President Obama will touch down on Australian soil for the first time Wednesday morning for a whirlwind two-day visit that the administration will use to unveil an expanded military presence that is part of its shifting focus on security in the Asian Pacific region.
During a stop at a military facility in Darwin, in Australia's remote Northern Territory, Obama and Australian Prime Minister Julia Gillard are expected to announce a plan to allow U.S. Marines to use local bases for training and amphibious exercises.
White House aides declined Monday to provide details of the visit, but analysts cast the move as a modest first step as the United States reconsiders its “force posture” in a fast-changing region at a time when U.S. troops in Japan are undergoing a partial relocation to Guam.

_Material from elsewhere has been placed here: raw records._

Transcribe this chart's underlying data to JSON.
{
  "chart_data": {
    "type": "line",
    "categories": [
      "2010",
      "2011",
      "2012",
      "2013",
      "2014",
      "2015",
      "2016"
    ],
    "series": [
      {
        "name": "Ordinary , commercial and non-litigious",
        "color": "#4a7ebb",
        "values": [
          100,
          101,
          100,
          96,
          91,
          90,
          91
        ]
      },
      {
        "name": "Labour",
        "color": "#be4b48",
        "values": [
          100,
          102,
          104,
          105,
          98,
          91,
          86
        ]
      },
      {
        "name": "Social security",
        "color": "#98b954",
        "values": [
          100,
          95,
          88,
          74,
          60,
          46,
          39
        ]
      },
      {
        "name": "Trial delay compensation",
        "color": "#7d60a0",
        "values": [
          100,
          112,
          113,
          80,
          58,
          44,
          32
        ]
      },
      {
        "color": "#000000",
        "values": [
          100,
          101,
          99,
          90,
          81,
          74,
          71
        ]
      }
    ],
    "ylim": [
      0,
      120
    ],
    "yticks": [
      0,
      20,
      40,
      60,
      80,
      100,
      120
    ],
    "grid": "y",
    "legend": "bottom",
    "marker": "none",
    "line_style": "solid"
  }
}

In the face of growing Chinese economic and military power, U.S. allies across Asia have been asking for help in counterbalancing potential threats in the disputed South China Sea and elsewhere. Australia is located close to Southeast Asia, an area of economic growth and emerging economies that the United States would like to influence as political democracies.
Furthermore, analysts said, having access to military bases in Australia would allow the United States another staging area outside the range of China’s increasingly sophisticated ballistic missiles.
The plan is “part of a general idea about how to disperse military power away from a concentration in North Asia,” said Patrick Cronin, an Asia Pacific security analyst at the Center for a New American Security. “It’s a continuing concerted step over the past five years, when the Chinese rise has loomed larger as an issue than ever.”
Previewing Obama’s trip to Australia, Adm. Robert Willard, chief of the U.S. Pacific Command in Hawaii, said Sunday that placing resources near Southeast Asia also would allow the United States to respond to natural disasters that require massive humanitarian and military aid.
“Any opportunities that we have to locate forces in the Southeast Asia region relieves some pressure on that need to, at great expense, deploy and sustain forces present in Southeast Asia,” Willard said. “So any rebalancing that can take place over time to permit the United States to more effectively be present in the region, I think, is a positive step — and that includes South Asia as well.”
During his stay, Obama is scheduled to deliver an address to Australia’s Parliament in Canberra in what the White House is billing as his “anchor speech” to lay out his vision for an American presence in the region. Obama also will tour a military facility in Darwin, where he and Gillard are expected to announce the new partnership.
Obama and Gillard, who are both 50, have enjoyed a close working relationship since Obama played host to her in Washington and they toured a local elementary school. Twice before, Obama canceled scheduled visits to Australia — once in 2009 so he could remain in Washington for a vote on his health-care plan and again in 2010 after the Gulf of Mexico oil spill.
Despite that, Obama is still enormously popular in Australia, said Australia’s ambassador to the Untied States, Kim Beazley.
“He’ll arrive in a country that truly loves him,” Beazley said. “He represents what we think the U.S. has become. He speaks in a language easy to understand; his values are closer to the way . . . Australians see the world. Australians respect the United States, what the United States stands for. They respect what the United States does for the world.”
The public also is eager for U.S. defense commitments, said Fergus Hanson, a pollster and analyst at the Lowy Institute for International Policy, an influential Australian think tank. In a 2010 Lowy poll, 55 percent of Australians favored having a U.S. military base in the country, Hanson said. This year, a record-high 59 percent of Australians ranked the alliance with the United States as “very important,” he said.
‘Positive views’ of U.S.
Although China is Australia’s largest trading partner, 44 percent of Australians said they thought China posed a military threat over the next two decades and 77 percent said their country would not be able to defend itself in a conflict, Hanson added.
“That’s extraordinary,” he said. “There’s a pretty strong link why Australians have such positive views of the U.S.”
China is watching the U.S. movement in the region, and the two countries engaged in some diplomatic jousting over economic policy at the weekend Asia Pacific Economic Cooperation summit in Hawaii.
But Gillard attempted to preemptively soothe Chinese concerns over Obama’s visit this week.
“It’s not going to surprise anybody in China that Australia is an ally of the United States,” she said during a news conference in Hawaii this weekend. “They’ve had 60 years of experience seeing what that means for Australia and what it means for the United States.”